Honeymoon offers growth potential to Boss

3rd August 2022 By: Esmarie Iannucci - Creamer Media Senior Deputy Editor: Australasia

KALGOORLIE (miningweekly.com) – Uranium developer Boss Energy is looking to grow production at its Honeymoon project, in South Australia, once the project is in full swing.

The ASX-listed company earlier this year pulled the trigger on the A$113-million restart of the project, with the aim of producing first uranium in the December quarter of 2023, and ramping up to a steady-state rate of 2.45-million pounds of uranium oxide (U3O8) a year over a mine life of 11 years.

The restart project is expected to generate a post-tax net present value of A$729-million and revenues of A$1.2-billion over the life of the project.

Boss Energy MD and CEO Duncan Craib told Mining Weekly Online, on the side-lines of the Diggers and Dealers conference, that the restart project contained 36-million pounds of U3O8, with a further 36-million pounds of resource contained within two satellite deposits, which could be brought into production at a later date.
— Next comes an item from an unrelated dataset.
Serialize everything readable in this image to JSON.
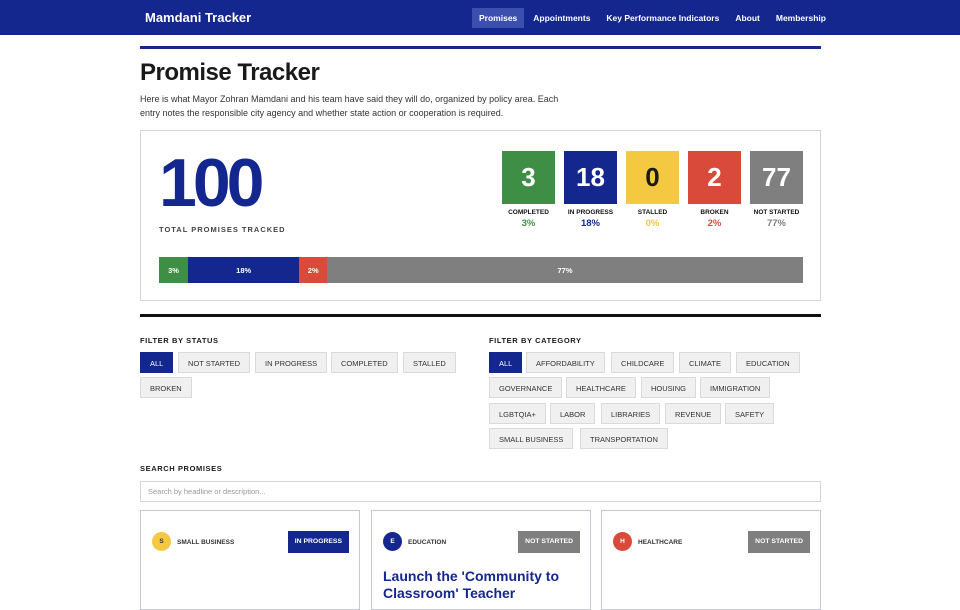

“We are taking a pronged approach at Honeymoon. We are getting the project up and running, and producing cashflows, and then we will look at those satellite deposits. We are also open to merger and acquisition opportunities, but our primary focus is to get Honeymoon into production,” Craib said.

First production from Honeymoon is expected in the fourth quarter of 2023, and the project will ramp up to full capacity within three years.